Vista de Berrugo. / CARRASCO

Costas decide anular la playa artificial de Berrugo pedida hace siete años

Cuatro entidades mostraron interés en la iniciativa, junto al muelle deportivo, ocupando 100.000 metros cuadrados de suelo

JOSÉ R. SÁNCHEZ Yaiza.

Finalmente no habrá playa artificial en Berrugo, junto al muelle deportivo, al menos con los condicionantes marcados en 2014 y redefinidos en 2017, según ha podido confirmar este diario de medios oficiales.
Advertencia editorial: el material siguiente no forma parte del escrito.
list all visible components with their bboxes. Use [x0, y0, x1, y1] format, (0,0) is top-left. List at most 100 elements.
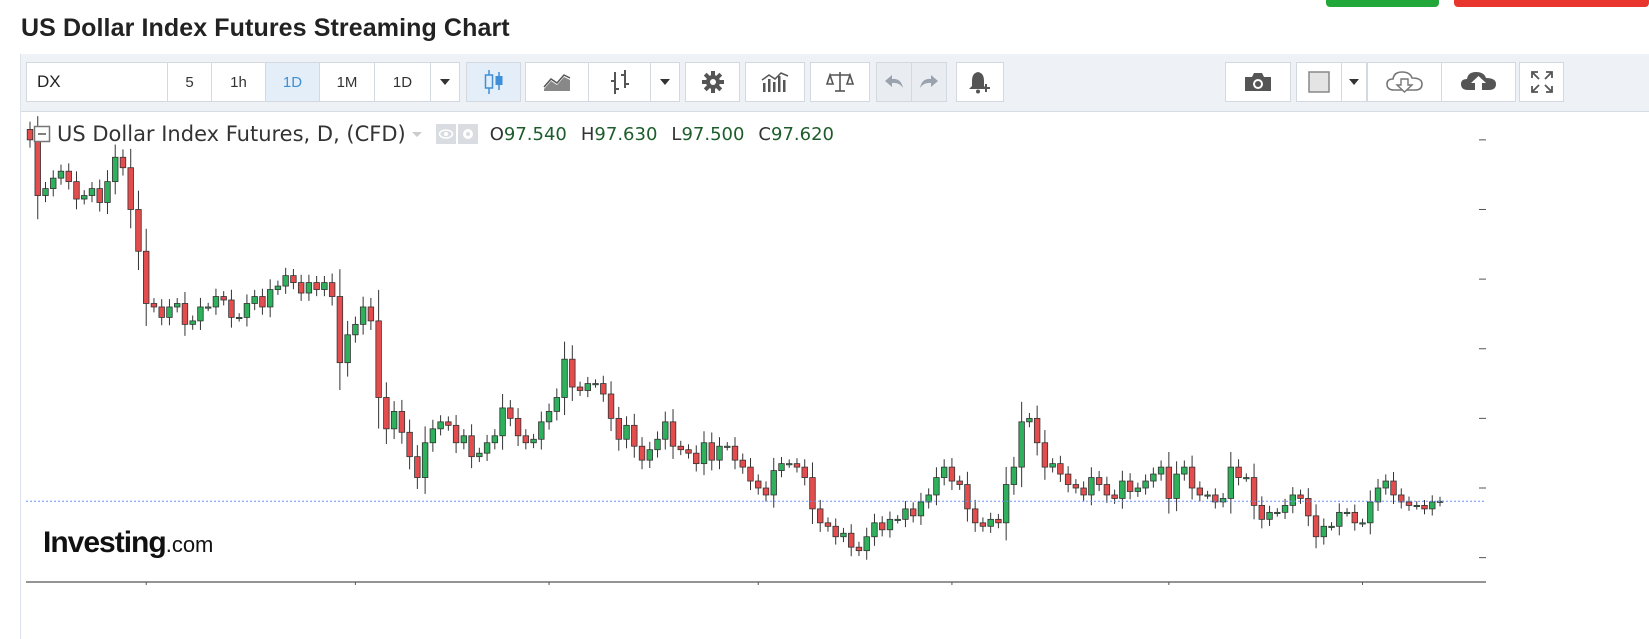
candle-body: [1033, 417, 1041, 444]
candle-body: [383, 397, 390, 430]
legend-chevron-down-icon[interactable]: [410, 129, 424, 139]
candle-body: [886, 518, 894, 531]
cloud-download-icon[interactable]: [1367, 62, 1442, 102]
interval-5[interactable]: 5: [167, 62, 212, 102]
candle-body: [344, 334, 351, 364]
candle-body: [1390, 480, 1397, 496]
candle-body: [1111, 494, 1118, 499]
candle-body: [971, 508, 979, 524]
candle-body: [848, 532, 855, 548]
candle-body: [483, 442, 491, 454]
candle-body: [1157, 466, 1165, 475]
redo-icon[interactable]: [911, 62, 947, 102]
candle-body: [778, 463, 785, 471]
candle-body: [390, 411, 398, 430]
candle-body: [1336, 511, 1343, 527]
candle-body: [693, 452, 700, 465]
candle-body: [1173, 473, 1180, 499]
candle-body: [507, 407, 514, 419]
candle-body: [297, 282, 305, 294]
fullscreen-icon[interactable]: [1519, 62, 1564, 102]
candle-body: [545, 411, 553, 423]
interval-1h[interactable]: 1h: [211, 62, 266, 102]
alert-bell-icon[interactable]: [956, 62, 1004, 102]
candle-body: [452, 424, 460, 444]
candle-body: [421, 442, 429, 478]
candle-body: [1305, 498, 1312, 517]
candle-body: [499, 407, 506, 437]
area-chart-icon[interactable]: [525, 62, 589, 102]
candle-body: [1266, 511, 1273, 520]
candle-body: [1026, 417, 1033, 423]
top-green-button[interactable]: [1326, 0, 1439, 7]
style-chevron-down-icon[interactable]: [650, 62, 680, 102]
interval-dropdown[interactable]: 1D: [374, 62, 431, 102]
legend-open: O97.540: [489, 123, 567, 145]
candle-body: [1297, 494, 1304, 499]
candlestick-icon[interactable]: [466, 62, 521, 102]
candle-body: [328, 282, 336, 297]
indicators-icon[interactable]: [745, 62, 805, 102]
undo-icon[interactable]: [876, 62, 912, 102]
candle-body: [282, 275, 289, 287]
eye-icon[interactable]: [435, 124, 456, 144]
candle-body: [336, 296, 344, 364]
candle-body: [724, 445, 731, 448]
candle-body: [909, 508, 917, 517]
candle-body: [1188, 466, 1196, 489]
collapse-square-icon[interactable]: [33, 125, 51, 143]
candle-body: [158, 306, 165, 318]
legend-title[interactable]: US Dollar Index Futures, D, (CFD): [57, 122, 406, 146]
candle-body: [716, 445, 723, 461]
candle-body: [987, 518, 994, 527]
candle-body: [584, 383, 591, 391]
candle-body: [1405, 501, 1413, 506]
legend-gear-icon[interactable]: [457, 124, 478, 144]
page-title: US Dollar Index Futures Streaming Chart: [21, 14, 510, 42]
compare-scale-icon[interactable]: [810, 62, 870, 102]
interval-chevron-down-icon[interactable]: [430, 62, 460, 102]
candle-body: [42, 188, 49, 196]
candle-body: [1119, 480, 1126, 499]
interval-1m[interactable]: 1M: [319, 62, 375, 102]
candle-body: [894, 518, 901, 521]
candle-body: [964, 484, 971, 510]
candle-body: [259, 296, 266, 308]
candle-body: [755, 480, 762, 489]
candle-body: [1343, 511, 1351, 514]
candle-body: [1328, 525, 1335, 528]
camera-icon[interactable]: [1225, 62, 1291, 102]
symbol-input[interactable]: DX: [26, 62, 168, 102]
candle-body: [631, 424, 638, 447]
candle-body: [638, 445, 646, 461]
candle-body: [902, 508, 909, 520]
color-square-icon[interactable]: [1296, 62, 1342, 102]
bar-style-icon[interactable]: [588, 62, 651, 102]
candle-body: [840, 532, 847, 538]
candle-body: [708, 442, 715, 461]
candle-body: [127, 167, 134, 210]
candle-body: [786, 463, 793, 466]
candle-body: [1204, 494, 1211, 497]
candle-body: [266, 289, 274, 308]
candle-body: [181, 303, 189, 325]
top-red-button[interactable]: [1454, 0, 1649, 7]
color-chevron-down-icon[interactable]: [1341, 62, 1367, 102]
candle-body: [476, 452, 483, 458]
candle-body: [406, 431, 413, 458]
cloud-upload-icon[interactable]: [1441, 62, 1516, 102]
candle-body: [1227, 466, 1235, 499]
legend-high: H97.630: [580, 123, 658, 145]
candlestick-chart[interactable]: 108.000106.000104.000102.000100.00098.00…: [26, 112, 1486, 585]
candle-body: [933, 477, 940, 496]
candle-body: [468, 435, 475, 458]
candle-body: [26, 129, 34, 141]
gear-icon[interactable]: [685, 62, 740, 102]
candle-body: [166, 306, 173, 318]
candle-body: [1041, 442, 1049, 468]
candle-body: [832, 525, 839, 538]
candle-body: [135, 209, 142, 252]
candle-body: [321, 282, 328, 290]
interval-1d[interactable]: 1D: [265, 62, 320, 102]
candle-body: [34, 139, 41, 196]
La decisión se prevé que cobre efecto formal a priori a lo largo de estos primeros meses de 2021, por decisión del Ministerio para la Transición Ecológica y el Reto Demográfico y respaldo de la Demarcación de Costas en Canarias.
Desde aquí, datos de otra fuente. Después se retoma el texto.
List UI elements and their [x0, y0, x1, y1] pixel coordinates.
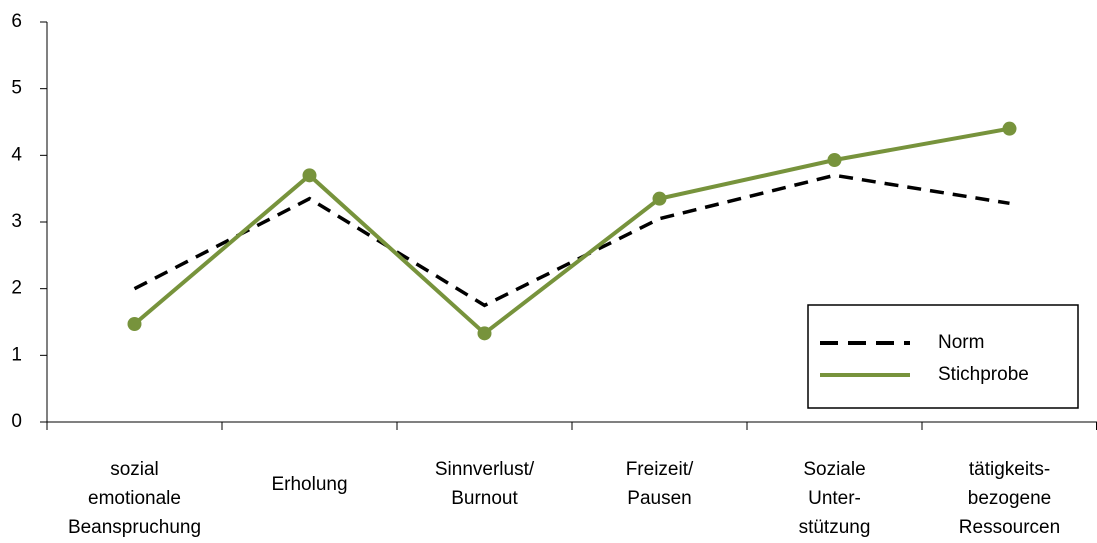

No se contempla tampoco la posibilidad de facultar alguna posible alternativa a la propuesta en trámite; dejándose de lado la evidencia de que en el litoral de Playa Blanca, también relativamente cercanas al muelle deportivo, hay otras playas artificiales, con características similares a laque se descarta, tanto en cuanto a tamaño, como en lo que se refiere a oferta complementaria, con hamacas y parque náutico.

La medida oficial pondrá fin a los diferentes recursos de alzada que fueron planteados ante Costas por las diferentes entidades privadas que presentaron propuestas para hacer real la playa y asumir la explotación comercial de la misma hasta al menos mediados de la centuria. En concreto, ala iniciativa optaron las mercantiles Patuso, Secapla, Yudaya y Puerto Deportivo Rubicón.

La nueva playa se proyectó por los promotores privados en que llegaría a tener una longitud de casi medio kilómetro, ocupando sobre 100.000 metros cuadrados de superficie. Para su creación, tras un periodo de año y medio de trabajos, se estipuló la descarga de un mínimo de 150.000 metros cúbicos de arena, así como la construcción de barreras, para evitar que viento y agua pudieran arrastrar el material, a extraer de una cantera en Muñique, espacio que sirve habitualmente para reponer la arena perdida en playas repartidas por diferentes municipios de la isla.

Desde enero de 2014

Fue la mercantil Patuso la primera entidad que mostró interés en esta iniciativa, en enero de 2014. En la documentación registrada por aquel entonces se proyectó hacer valer una inversión de al menos de 2,9 millones de euros, con intención de explotar por un largo periodo la presencia de hamacas y sombrillas; junto con algún parque náutico y quioscos.

En réplica, la Fundación César Manrique (FCM) presentó un escrito instando a la denegación de cualquier permiso, alegándose que se dañarían paisaje, fondos marinos y plataforma costera.

Posteriormente se abrió un periodo de consultas que acabó desembocando en verano de 2017 en el anuncio oficial para la posible concesión de la playa. Fue entonces cuando se adhirieron tres mercantiles más a la iniciativa.